A ausência de lideranças eleitoralmente viáveis e identificadas com os princípios do plano torna a figura do ministro a única alternativa capaz de garantir esta continuidade a partir de 95. Sair agora, para concorrer à Presidência, seria assumir um risco menor no curto prazo para evitar um risco maior no longo.
Alguns, como o presidente do PSDB, Tasso Jereissati, vão ainda mais longe no seu entusiasmo pela candidatura do ministro. Para ele, como relata a imprensa, "o papel de Fernando Henrique no plano já se esgotou nas negociações com o Congresso e a URV agora precisa apenas de gerenciamento... Assim, sua candidatura não prejudica o plano, mas, pelo contrário, poderá consolidá-lo".
A primeira coisa que chama a atencão neste raciocínio é a leveza e o desprezo com que é tratada a questão, a meu ver crucial, da implementação do plano. Tudo se passa como se, daqui para frente, o problema fosse "apenas" gerencial, isto é, algo para ser "tocado" por um técnico ou preposto do atual ministro, enquanto ele se dedica à tarefa mais nobre da campanha presidencial.
O que este argumento subestima de forma dramática, contudo, é a possibilidade concreta de que a implementação do plano seja seriamente prejudicada pela saída do ministro para concorrer às eleições.
Os argumentos contrários à candidatura de Fernando Henrique são basicamente dois. Ao transformar o Plano FHC em trampolim de campanha, o ministro estará jogando a estabilidade no olho da fogueira eleitoral. Seus adversários na campanha, nos Estados e no Congresso estarão diretamente interessados em derrubar o plano.
Mesmo que a suspeita seja falsa, não haverá nada que o ministro-candidato possa fazer para desmentir de forma convincente a acusação de estelionato eleitoral.
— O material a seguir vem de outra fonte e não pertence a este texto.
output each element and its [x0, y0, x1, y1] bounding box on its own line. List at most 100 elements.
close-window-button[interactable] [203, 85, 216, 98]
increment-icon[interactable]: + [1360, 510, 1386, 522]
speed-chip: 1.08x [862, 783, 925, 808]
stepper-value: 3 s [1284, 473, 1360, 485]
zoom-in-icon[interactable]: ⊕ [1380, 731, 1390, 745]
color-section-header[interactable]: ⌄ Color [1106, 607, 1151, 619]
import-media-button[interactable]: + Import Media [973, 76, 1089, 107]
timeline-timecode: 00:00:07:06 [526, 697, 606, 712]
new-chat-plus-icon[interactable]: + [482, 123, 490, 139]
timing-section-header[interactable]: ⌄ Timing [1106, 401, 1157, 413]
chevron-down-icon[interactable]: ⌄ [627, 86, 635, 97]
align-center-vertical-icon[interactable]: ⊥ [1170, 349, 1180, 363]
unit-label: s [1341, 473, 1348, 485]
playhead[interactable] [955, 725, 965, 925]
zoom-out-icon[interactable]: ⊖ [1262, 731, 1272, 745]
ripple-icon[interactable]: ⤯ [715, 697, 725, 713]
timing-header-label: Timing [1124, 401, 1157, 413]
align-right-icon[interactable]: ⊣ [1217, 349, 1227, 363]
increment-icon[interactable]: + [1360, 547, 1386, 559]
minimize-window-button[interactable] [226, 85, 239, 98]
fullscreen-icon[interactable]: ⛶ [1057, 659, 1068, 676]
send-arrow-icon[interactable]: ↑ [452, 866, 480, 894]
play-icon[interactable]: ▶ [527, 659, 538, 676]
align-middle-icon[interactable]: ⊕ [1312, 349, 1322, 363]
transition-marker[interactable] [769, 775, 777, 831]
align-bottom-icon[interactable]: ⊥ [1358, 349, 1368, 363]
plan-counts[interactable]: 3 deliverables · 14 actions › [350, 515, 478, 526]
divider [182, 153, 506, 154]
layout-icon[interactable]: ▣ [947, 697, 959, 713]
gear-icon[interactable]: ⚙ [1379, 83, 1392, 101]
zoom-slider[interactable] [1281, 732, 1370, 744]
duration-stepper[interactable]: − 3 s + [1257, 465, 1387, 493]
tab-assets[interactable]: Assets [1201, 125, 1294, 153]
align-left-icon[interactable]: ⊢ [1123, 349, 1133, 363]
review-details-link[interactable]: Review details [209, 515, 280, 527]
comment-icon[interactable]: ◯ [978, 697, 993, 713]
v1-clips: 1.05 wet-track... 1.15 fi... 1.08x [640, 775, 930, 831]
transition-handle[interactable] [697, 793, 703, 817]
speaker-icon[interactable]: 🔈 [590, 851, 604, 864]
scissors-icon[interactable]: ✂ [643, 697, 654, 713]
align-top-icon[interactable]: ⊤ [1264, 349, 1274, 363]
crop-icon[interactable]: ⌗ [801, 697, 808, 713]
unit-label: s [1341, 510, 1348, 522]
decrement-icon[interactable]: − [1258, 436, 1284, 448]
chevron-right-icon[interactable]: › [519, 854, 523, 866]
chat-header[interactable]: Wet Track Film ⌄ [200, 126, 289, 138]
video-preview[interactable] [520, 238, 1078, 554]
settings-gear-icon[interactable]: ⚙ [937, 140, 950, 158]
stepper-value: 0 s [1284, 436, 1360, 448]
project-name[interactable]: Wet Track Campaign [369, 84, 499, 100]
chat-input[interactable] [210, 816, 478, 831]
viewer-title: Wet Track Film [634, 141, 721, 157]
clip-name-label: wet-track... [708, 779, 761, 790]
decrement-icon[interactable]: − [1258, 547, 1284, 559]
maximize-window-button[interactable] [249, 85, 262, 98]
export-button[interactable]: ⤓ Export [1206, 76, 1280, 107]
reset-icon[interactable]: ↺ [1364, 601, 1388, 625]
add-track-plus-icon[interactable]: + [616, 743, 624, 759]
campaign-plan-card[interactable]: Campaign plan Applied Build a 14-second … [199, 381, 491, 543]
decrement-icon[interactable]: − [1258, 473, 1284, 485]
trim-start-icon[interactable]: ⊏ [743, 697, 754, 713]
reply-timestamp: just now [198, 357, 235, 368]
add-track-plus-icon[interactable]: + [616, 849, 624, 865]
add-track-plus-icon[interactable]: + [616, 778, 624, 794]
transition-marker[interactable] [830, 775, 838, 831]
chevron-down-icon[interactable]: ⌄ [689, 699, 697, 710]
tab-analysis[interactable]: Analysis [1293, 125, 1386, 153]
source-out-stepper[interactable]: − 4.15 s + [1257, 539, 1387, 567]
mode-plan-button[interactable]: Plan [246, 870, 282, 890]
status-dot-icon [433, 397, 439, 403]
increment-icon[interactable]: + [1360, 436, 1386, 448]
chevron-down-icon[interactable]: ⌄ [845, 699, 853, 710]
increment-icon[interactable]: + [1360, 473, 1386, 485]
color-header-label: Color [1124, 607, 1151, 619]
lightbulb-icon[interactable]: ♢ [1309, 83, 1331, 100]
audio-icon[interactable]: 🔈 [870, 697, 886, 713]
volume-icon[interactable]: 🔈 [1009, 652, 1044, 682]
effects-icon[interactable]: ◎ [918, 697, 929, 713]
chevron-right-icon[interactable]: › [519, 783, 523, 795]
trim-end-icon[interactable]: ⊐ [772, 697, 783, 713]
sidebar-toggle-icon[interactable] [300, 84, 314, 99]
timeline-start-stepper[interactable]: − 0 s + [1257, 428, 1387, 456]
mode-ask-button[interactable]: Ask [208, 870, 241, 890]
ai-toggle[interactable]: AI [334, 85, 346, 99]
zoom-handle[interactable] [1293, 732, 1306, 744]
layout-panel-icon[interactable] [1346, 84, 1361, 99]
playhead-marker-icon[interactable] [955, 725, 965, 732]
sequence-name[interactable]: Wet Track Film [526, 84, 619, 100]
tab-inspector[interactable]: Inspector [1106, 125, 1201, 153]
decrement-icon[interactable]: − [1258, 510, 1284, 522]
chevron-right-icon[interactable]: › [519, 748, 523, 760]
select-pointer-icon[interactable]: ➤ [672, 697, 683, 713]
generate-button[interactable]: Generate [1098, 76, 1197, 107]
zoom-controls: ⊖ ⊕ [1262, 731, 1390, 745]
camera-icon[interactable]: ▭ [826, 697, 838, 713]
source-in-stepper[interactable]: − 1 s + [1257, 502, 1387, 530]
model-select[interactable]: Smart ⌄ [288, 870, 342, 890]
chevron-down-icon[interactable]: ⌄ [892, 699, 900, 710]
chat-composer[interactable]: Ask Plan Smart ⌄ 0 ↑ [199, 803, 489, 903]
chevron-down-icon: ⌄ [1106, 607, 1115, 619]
Fracassando o plano, a candidatura naufraga.
Ao mesmo tempo, qualquer que seja o substituto do ministro na Fazenda, é difícil imaginar que ele terá a autoridade e legitimidade necessárias para gerir o plano, manter os bancos oficiais na linha, fechar os que saírem da linha e cobrar disciplina do resto do setor público num ano leitoral. Depois de 69 nomeações ministeriais em menos de dois anos, o governo Itamar está virtualmente acéfalo.
Saindo Fernando Henrique, quem irá manter a equipe econômica coesa e impedir que Itamar volte a resmungar sobre as taxas de juros ou dar-se ares de titular da Fazenda?
Largar o Plano FHC agora, no momento exato de sua implementação, seria uma barganha faustiana de consequências imprevisíveis. A missão do ministro Fernando Henrique é ser o fiador da transição.
Ao abdicar de sua candidatura, ele não apenas conquistará a autoridade legítima para traduzir a promessa do plano em realidade, como dará um exemplo de genuína grandeza e espírito público. Há quanto tempo o Brasil carece de estadistas capazes de mostrar este tipo de despreendimento pelo bem comum?